An egregious data error was noted for the record with REFNUM 605943 concerning flooding in Napa Valley in 2006. The PROPDMGEXP was set to B (for billion) which would suggest damage on par with Katrina. See the REMARKS column for this record and this article for a rationale for why 115 million rather than 115 billion is an appropriate value.

TOTAL_COST is a derived column calculated as

TOTALCOST_=(CROPDMG * multiplier(CROPDMGEXP)) + (PROPDMG * multiplier(PROPDMGEXP)

df[df$REFNUM==605943,]$PROPDMGEXP='M'
df2<-tbl_df(df) %>% rowwise() %>% mutate (TOTAL_COST=(CROPDMG * multiplier(CROPDMGEXP)) + (PROPDMG * multiplier(PROPDMGEXP)))

## Set Category based on function above
df2$CAT<-sapply(df2$EVTYPE, function(eventType)categorize(eventType))

Data summarization consists of grouping based on the cleaned up EVTYPE categories (the CAT column), and determining the total cost of damage, total number of fatalities, and total number of injuries. BGN_DATE had been cast above and is not a supported type, so remove the column which is not used anyway.

df2<-df2[,!colnames(df2) %in% 'BGN_DATE']
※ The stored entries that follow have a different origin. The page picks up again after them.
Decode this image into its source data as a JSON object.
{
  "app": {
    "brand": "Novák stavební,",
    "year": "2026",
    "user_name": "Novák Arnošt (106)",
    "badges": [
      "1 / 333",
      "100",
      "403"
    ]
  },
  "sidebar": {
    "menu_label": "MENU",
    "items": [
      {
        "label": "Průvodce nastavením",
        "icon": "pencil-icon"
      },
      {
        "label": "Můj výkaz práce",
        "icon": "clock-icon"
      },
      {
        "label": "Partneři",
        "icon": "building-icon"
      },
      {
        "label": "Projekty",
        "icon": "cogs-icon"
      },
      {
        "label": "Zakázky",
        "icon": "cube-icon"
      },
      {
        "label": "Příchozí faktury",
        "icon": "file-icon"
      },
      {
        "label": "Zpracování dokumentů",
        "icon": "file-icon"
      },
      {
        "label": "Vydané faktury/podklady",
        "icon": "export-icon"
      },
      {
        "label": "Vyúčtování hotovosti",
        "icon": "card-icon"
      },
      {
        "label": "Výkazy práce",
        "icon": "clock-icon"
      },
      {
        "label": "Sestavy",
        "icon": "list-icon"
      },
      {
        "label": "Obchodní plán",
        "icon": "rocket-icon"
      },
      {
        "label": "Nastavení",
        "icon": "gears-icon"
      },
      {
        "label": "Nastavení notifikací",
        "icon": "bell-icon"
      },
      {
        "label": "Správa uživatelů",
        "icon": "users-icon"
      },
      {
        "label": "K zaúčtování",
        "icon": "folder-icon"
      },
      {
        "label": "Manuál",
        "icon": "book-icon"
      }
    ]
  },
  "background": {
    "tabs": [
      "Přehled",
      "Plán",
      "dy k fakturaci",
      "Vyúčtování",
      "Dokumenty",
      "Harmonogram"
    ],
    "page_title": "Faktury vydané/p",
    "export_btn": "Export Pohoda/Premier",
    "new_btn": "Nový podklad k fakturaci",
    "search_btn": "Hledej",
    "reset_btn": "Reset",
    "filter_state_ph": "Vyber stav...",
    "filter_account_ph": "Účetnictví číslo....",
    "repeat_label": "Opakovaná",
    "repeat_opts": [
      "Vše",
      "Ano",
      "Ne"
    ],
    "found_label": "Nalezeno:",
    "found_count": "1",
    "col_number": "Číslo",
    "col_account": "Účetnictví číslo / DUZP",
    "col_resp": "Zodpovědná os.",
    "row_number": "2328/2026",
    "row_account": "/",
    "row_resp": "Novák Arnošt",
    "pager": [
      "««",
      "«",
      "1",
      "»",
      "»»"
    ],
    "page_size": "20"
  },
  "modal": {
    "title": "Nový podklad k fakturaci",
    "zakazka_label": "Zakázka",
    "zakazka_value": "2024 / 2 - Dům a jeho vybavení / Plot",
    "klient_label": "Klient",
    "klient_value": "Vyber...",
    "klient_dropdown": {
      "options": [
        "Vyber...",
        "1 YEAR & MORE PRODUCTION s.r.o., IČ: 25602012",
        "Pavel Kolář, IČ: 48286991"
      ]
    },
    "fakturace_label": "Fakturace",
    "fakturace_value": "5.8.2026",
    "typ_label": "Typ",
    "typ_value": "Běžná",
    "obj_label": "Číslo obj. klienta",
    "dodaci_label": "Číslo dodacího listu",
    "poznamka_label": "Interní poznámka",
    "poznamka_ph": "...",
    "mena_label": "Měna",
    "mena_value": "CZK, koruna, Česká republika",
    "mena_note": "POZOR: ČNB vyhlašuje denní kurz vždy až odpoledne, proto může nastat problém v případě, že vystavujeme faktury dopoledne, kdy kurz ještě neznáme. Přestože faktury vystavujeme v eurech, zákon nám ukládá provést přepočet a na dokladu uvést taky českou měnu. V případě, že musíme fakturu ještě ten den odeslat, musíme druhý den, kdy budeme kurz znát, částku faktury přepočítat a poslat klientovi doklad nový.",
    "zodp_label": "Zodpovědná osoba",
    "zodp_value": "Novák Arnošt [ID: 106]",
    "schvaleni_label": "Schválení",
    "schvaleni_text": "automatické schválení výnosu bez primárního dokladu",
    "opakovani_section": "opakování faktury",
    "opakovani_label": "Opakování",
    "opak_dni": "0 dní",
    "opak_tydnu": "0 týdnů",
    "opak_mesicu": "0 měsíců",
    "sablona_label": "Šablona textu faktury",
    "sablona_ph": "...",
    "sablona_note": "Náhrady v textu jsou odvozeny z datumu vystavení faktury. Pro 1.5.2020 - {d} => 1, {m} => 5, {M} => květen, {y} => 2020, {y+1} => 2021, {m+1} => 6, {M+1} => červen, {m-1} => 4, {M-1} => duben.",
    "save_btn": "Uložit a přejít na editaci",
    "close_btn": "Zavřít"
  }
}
catGroup <- tbl_df(df2) %>% group_by(CAT)
highest_total_cost_cat <- catGroup %>% summarize(sum_total_cost=sum(TOTAL_COST)) %>%arrange(desc(sum_total_cost)) 
populate_health_fatalities_sum_cat <- catGroup %>% summarize(sum_fatalities=sum(FATALITIES)) %>% arrange(desc(sum_fatalities))  
populate_health_injuries_sum_cat <- catGroup %>% summarize(sum_injuries=sum(INJURIES)) %>% arrange(desc(sum_injuries))  

Results

Over the period analyzed, hurricanes have caused over 80 billion dollars in damage. Related hurricane effects including tropical storms, flooding and tornados also result cause significant loss to properties and crops. However, tornados result in thousands more injuries and deaths than any other category.

ggplot(head(highest_total_cost_cat), aes(x=CAT, y=sum_total_cost / 1000000)) + 
  geom_bar(stat='identity') + 
  xlab("Cat Type") + ylab("Economic Damage (in millions of $)") +
  ggtitle("NOAA Costliest Weather Events (Property + Crop), 1950-2011") + scale_y_continuous(labels=comma) +
  coord_flip()

plot of chunk plot-results

ggplot(head(populate_health_fatalities_sum_cat), aes(x=CAT, y=sum_fatalities)) + geom_bar(stat='identity') + coord_flip()

plot of chunk plot-results

ggplot(head(populate_health_injuries_sum_cat), aes(x=CAT, y=sum_injuries)) + geom_bar(stat='identity') + coord_flip()

plot of chunk plot-results